Hochschild homology
The Hochschild homology and cohomology, named after Gerhard Hochschild, is a mathematical theory that is specifically tailored to the study of algebras. There is a homology or cohomology theory, which arises from chain complexes or Kokettenkomplexen, are closely related with the algebra structure.
Construction of the homology groups
We consider in the following an associative algebra with identity over a field, just a K- algebra. Furthermore, a - bimodule is given, that is, the module elements can be multiplied from the left and right with elements of the algebra, so that the associated left and right module structures are compatible, which means and for all. If we denote by the -fold tensor product of with itself, which, as the following figures can be defined:
Wherein the resume to K- linear maps. Further is, that is,
And so on. Then for all, ie one obtains a chain complex
The Hochschild homology of with values in is defined as the homology of this chain complex, ie the -th Hochschild homology group of values in the factor group
Was being set. As the above definitions make the of the algebras and Bimodulstruktur use, the Hochschild homology groups can contain information about the algebra.

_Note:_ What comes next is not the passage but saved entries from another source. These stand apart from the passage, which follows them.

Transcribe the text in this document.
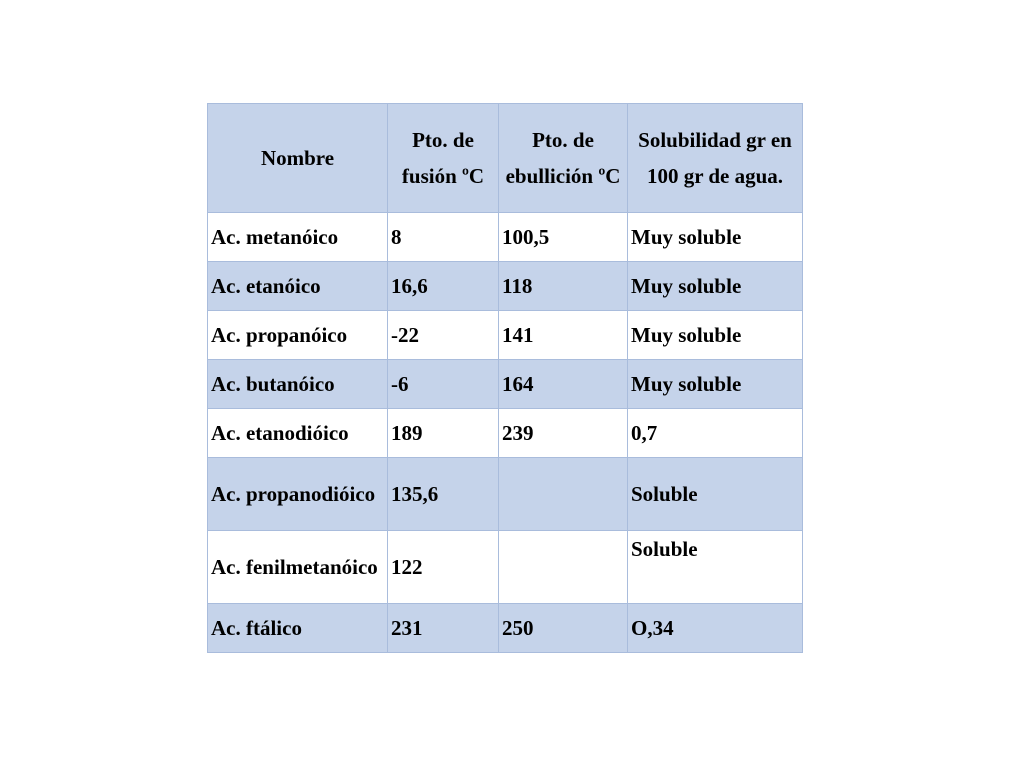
Nombre	Pto. de fusión ºC	Pto. de ebullición ºC	Solubilidad gr en 100 gr de agua.
Ac. metanóico	8	100,5	Muy soluble
Ac. etanóico	16,6	118	Muy soluble
Ac. propanóico	-22	141	Muy soluble
Ac. butanóico	-6	164	Muy soluble
Ac. etanodióico	189	239	0,7
Ac. propanodióico	135,6		Soluble
Ac. fenilmetanóico	122		Soluble
Ac. ftálico	231	250	O,34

Construction of the cohomology groups
The Hochschild - cohomology groups are obtained by an analogous construction of spaces of linear homomorphisms, which again were the considered algebra and a - bimodule. For obtained.
We define again pictures
If so we need to decide how to act and thereby results in an item, and it goes like this
Man sets, this time with an upper index:
That is
And so on. Then for all. One thus gets a Kokettenkomplex
The Hochschild cohomology of with values in is defined as the cohomology of this Kokettenkomplexex, ie the -th Hochschild cohomology group of with - values in the factor group
Where the Nullmorphismus is.
Again, the algebra structure is one of the definitions so that the Hochschild cohomology groups - contains information about the algebra.
Examples
In the following examples, which are situated in the Hochschild cohomology groups Homomlogie and plug the newsletter, and be again an associative algebra with unit element and a - bimodule. The 0-th Hochschild homology and cohomology can easily be determined:
Wherein the commutator, and that is the product of all is.
Next is
Is naturally a - bimodule, where the compatibility condition is given exactly by the associative law. As a special case we obtain therefore
Where the center is.
A - Derivation on with values in is a linear map with the additional property that is reminiscent of the product rule for the derivation. With the set of all derivations is denoted. For each is given by such a derivation. Such derivations are called inner derivations, denote the set of all inner derivations. Shows an inspection of the above formulas for and
And therefore
The first Hochschild cohomology group - there is information about the richness of the derivations, their disappearance means that all derivations are inner.
Multi- linear maps
The Hochschild - cohomology groups can be introduced as an alternative by means of the spaces of multilinear mappings. It is for and:
And you come to a corresponding Kokettenkomplex
With which one can define cohomology groups again. Obtained for the above-defined isomorphic groups, as multi- linear maps and linear maps is correct to the construction of the tensor product 1 to 1.
Topological algebras
The above presented concepts can be also for topological algebras, in particular Banach algebras, execute, where one uses the projective tensor product in the Tensorproduktbildung in the case of Banach algebras and is limited in all pictures appearing on continuous maps.